Opinion
8054 Index 153753/14
01-10-2019
Bernstone & Grieco, LLP, New York (Matthew A. Schroeder of counsel), for appellant. Zachary W. Carter, Corporation Counsel, New York (Elizabeth I. Freedman of counsel), for respondent.
Bernstone & Grieco, LLP, New York (Matthew A. Schroeder of counsel), for appellant.
Zachary W. Carter, Corporation Counsel, New York (Elizabeth I. Freedman of counsel), for respondent.
Friedman, J.P., Gische, Oing, Singh, Moulton, JJ.
Order, Supreme Court, New York County (James E. d'Auguste, J.), entered July 13, 2017, which granted defendant City of New York's motion for summary judgment, unanimously affirmed, without costs.
Plaintiff alleges that she tripped and fell when, while crossing the street at an intersection, she placed her cane into a small opening within a manhole cover. The City may be held liable for a discretionary traffic planning decision only where either (1) its study of a known hazard was plainly inadequate or (2) where there was no reasonable basis for its plan (see Affleck v. Buckley, 96 N.Y.2d 553, 556, 732 N.Y.S.2d 625, 758 N.E.2d 651 [2001] ). Here, the City's papers in support of its summary judgment motion demonstrated, prima facie, that it was unaware that the design or placement of the manhole would give rise to any hazard requiring a study (see Turturro v. City of New York, 28 N.Y.3d 469, 486, 45 N.Y.S.3d 874, 68 N.E.3d 693 [2016] ). The City made a further prima facie showing that it had a reasonable basis both for the design of the manhole cover (which had trapezoid-shaped openings to capture water buildup) and for its placement of the manhole to facilitate drainage at the intersection (see Nowack v. New York City Tr. Auth., 40 A.D.3d 510, 511, 834 N.Y.S.2d 858 [1st Dept. 2007], lv denied 14 N.Y.3d 712, 2010 WL 2196650 [2010] ). In opposing the motion, plaintiff failed to present evidence (such as of prior similar accidents or of a violation of any mandatory safety standard) that would raise an issue of fact as to whether the City lacked a reasonable basis for its design or placement of the manhole (see Chunhye Kang–Kim v. City of New York, 29 A.D.3d 57, 60, 810 N.Y.S.2d 147 [2006] ).
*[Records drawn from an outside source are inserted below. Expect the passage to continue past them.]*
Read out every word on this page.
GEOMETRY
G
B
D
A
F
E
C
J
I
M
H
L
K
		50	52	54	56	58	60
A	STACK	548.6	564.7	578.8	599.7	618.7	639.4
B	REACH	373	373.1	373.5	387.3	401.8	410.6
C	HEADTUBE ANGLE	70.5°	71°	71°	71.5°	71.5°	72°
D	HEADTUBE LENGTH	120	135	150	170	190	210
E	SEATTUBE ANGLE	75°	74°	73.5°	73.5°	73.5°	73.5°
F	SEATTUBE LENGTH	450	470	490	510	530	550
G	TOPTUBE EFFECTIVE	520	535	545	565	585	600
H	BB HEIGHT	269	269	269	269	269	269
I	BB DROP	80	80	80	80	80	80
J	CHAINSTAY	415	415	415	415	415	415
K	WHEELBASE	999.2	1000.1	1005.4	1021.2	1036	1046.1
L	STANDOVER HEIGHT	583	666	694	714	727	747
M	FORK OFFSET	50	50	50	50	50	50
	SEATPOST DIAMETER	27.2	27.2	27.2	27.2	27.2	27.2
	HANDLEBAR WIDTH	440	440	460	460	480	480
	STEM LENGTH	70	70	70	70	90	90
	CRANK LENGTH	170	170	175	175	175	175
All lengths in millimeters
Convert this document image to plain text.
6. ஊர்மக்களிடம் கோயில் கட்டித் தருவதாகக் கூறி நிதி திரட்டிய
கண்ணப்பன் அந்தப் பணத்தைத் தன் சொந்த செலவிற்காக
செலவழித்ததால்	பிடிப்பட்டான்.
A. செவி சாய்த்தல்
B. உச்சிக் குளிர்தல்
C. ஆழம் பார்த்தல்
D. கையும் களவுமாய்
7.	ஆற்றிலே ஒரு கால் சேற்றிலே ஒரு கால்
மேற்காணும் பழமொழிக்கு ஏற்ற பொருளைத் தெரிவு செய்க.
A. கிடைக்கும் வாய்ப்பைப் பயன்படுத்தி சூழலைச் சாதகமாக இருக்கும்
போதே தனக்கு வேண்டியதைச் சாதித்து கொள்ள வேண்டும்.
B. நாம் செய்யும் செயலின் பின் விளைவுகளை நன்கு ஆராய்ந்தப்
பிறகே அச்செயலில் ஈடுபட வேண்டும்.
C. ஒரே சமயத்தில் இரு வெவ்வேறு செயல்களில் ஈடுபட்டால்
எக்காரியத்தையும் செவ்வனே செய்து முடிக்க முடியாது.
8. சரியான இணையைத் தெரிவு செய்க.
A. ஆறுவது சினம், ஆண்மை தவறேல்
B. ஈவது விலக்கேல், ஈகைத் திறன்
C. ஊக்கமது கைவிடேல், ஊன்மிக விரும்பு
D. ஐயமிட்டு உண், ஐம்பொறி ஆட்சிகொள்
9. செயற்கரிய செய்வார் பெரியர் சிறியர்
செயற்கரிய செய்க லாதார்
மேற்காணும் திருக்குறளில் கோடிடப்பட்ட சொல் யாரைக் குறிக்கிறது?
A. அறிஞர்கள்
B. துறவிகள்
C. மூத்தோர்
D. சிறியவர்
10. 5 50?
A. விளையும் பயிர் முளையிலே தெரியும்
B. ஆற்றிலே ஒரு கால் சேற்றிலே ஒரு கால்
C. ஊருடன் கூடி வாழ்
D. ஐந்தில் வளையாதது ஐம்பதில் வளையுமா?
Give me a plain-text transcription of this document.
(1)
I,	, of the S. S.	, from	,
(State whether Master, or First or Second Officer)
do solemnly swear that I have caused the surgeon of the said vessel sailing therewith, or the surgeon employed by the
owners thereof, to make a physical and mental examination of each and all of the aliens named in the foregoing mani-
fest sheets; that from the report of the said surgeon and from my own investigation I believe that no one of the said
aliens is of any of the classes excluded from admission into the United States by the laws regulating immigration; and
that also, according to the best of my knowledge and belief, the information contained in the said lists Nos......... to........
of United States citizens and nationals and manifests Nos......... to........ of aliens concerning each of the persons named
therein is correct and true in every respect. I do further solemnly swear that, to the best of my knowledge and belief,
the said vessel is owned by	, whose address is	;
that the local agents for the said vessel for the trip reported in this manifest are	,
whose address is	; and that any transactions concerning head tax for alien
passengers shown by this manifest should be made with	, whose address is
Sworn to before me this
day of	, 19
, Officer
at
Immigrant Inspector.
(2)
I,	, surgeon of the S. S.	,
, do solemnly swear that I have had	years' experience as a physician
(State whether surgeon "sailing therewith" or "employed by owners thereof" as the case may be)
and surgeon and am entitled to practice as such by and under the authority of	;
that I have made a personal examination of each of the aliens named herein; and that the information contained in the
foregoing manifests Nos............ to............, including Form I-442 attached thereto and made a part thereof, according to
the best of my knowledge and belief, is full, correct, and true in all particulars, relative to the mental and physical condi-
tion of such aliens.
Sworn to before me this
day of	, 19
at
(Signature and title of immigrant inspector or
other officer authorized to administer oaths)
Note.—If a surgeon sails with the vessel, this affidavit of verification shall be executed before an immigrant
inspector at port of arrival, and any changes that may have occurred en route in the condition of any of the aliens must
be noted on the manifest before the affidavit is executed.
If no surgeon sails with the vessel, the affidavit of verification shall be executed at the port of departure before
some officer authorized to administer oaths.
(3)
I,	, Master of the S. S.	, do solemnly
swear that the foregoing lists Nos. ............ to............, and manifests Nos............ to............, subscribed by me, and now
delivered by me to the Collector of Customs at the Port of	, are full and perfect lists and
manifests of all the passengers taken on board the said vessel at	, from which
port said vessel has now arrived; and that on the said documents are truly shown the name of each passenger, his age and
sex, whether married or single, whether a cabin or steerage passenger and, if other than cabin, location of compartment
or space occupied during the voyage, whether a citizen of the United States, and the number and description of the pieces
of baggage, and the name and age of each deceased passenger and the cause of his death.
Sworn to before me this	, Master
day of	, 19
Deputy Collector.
We note that, to the extent that plaintiff's injuries were caused by a dangerous condition within the purview of Administrative Code of the City of N.Y. § 7–201(c)(2), we find that the City met its initial burden of establishing that it received no prior written notice of the defective condition (see Yarborough v. City of New York, 10 N.Y.3d 726, 728, 853 N.Y.S.2d 261, 882 N.E.2d 873 [2008] ). The City, which owns the manhole cover, submitted records demonstrating that the manhole at issue was installed in the subject location at least two years prior to plaintiff's accident and there were no repairs or complaints about the condition of the manhole cover, thereby shifting the burden to plaintiff. In opposition, plaintiff has failed to raise an issue as to whether the City caused the condition through affirmative negligence, which "immediately result[ed]" in a defective condition ( Brown v. City of New York, 150 A.D.3d 615, 616, 56 N.Y.S.3d 67 [1st Dept. 2017], citing Bielecki v. City of New York, 14 A.D.3d 301, 301, 788 N.Y.S.2d 67 [1st Dept. 2005] ; see also Tomashevskaya v. City of New York, 161 A.D.3d 511, 73 N.Y.S.3d 433 [1st Dept. 2018] ; cf. Bania v. City of New York, 157 A.D.3d 612, 614, 70 N.Y.S.3d 183 [1st Dept. 2018] [accident occurring within 10 days of the City's work found to be "immediate"] ).
Accordingly, the City was entitled to summary judgment.